The renovation show cut to a commercial. Zena pulled a throw blanket off the back of the couch and spread it over both, tucking it around Amari’s feet.
"I saw a posting today," Zena said after a moment.
"For what?"
"Cleaning company. Commercial buildings, overnight shifts, I think." She kept her eyes on the television. "The pay is decent. Consistent hours."
Amari was quiet for a second. "Okay."
"That's it? Just okay?"
"What do you want me to say?" Amari glanced over at her. "You need money. It's a job. I'm not about to sit here and make you feel some type of way about it. I start cosmetology school in two weeks. We'll both be grinding."
"People are going to talk if they see me scrubbing floors," Zena muttered, the thought tasting bitter in her mouth.
"Let 'em talk," Amari said, nudging Zena's knee with her foot. "They don't pay your rent. They don’t know what you’ve been through. Fuck them."
Zena looked at her.
"What?" Amari said.
"Nothing." Zena turned back to the television, but she squeezed Amari’s ankle under the blanket. "Just.

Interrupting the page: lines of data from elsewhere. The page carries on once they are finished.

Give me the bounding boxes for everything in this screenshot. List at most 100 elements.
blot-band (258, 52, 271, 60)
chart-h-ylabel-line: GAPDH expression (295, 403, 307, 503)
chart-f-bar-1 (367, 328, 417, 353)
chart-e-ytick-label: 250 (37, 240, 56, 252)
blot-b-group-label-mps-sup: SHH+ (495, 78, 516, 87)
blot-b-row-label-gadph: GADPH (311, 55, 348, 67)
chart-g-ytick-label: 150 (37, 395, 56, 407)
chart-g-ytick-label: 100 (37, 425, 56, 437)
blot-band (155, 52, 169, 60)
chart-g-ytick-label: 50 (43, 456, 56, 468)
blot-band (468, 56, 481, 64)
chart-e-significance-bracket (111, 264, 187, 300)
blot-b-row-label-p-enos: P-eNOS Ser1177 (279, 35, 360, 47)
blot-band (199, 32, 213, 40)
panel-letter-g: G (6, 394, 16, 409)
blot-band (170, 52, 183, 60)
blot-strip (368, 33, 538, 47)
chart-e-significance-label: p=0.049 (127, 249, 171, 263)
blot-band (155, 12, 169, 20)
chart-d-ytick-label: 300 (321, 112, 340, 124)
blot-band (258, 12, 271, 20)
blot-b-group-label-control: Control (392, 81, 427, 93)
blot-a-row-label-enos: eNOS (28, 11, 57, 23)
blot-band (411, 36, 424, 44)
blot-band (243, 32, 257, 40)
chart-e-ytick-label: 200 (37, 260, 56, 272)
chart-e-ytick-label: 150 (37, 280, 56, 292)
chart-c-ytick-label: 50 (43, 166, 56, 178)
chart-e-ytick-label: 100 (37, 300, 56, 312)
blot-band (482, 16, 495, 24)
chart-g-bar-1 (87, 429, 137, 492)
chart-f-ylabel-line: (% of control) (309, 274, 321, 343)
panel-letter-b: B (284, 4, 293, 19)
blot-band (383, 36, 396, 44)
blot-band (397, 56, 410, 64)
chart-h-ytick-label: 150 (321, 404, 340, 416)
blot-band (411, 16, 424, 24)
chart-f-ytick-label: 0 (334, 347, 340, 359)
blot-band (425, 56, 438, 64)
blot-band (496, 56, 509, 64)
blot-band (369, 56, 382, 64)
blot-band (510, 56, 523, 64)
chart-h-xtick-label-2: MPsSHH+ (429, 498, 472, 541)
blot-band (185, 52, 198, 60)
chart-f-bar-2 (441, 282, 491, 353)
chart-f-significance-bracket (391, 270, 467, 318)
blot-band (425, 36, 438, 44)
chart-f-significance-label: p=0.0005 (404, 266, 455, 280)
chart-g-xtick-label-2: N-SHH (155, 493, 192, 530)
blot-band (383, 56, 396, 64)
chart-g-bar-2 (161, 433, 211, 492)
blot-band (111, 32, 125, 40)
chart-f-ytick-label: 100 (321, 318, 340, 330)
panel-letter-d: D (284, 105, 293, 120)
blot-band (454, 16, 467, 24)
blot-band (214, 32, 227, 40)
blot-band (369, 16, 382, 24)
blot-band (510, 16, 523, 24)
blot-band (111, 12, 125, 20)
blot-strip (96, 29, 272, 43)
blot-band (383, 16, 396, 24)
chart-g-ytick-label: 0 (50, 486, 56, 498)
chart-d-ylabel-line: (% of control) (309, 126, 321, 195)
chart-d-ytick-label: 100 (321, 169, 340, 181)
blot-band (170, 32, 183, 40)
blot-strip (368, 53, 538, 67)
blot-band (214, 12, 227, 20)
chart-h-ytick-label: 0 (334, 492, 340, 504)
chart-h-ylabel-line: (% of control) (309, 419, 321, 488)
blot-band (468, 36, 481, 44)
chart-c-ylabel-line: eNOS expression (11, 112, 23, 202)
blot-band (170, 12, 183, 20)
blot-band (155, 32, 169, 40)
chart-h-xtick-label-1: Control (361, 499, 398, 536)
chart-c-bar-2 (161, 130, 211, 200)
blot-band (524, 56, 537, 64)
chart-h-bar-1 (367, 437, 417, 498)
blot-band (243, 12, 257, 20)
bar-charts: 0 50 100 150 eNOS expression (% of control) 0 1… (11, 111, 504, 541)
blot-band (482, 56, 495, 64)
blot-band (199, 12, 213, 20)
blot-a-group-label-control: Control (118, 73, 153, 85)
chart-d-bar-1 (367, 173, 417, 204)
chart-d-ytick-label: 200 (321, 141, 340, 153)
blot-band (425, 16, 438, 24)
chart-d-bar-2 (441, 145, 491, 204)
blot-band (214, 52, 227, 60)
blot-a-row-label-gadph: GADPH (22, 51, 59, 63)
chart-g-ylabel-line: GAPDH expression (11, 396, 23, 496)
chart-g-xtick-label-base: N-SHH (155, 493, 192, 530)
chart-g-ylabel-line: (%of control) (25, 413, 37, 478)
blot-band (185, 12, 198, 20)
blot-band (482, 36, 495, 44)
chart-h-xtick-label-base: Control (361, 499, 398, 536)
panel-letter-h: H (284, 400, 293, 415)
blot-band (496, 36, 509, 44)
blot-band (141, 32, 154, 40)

Thank you."
"Stop thanking me and apply for the job."
"I'm going to."
"Tonight."
"Amari."
"The posting might be gone tomorrow. Do it tonight." Amari picked up Zena's phone from the cushion between them and held it out to her. "I'm not moving until you do."
Zena took the phone.
She found the posting. Filled out the short application, then hit submit.
"Done," she said.
"Good." Amari took the phone back and set it face down on the cushion. She leaned her head back against the sofa, her shoulder pressing right into Zena’s. "Now watch this man cry about his open concept kitchen in peace."
Zena laughed.
For the first time in months, Zena felt safe.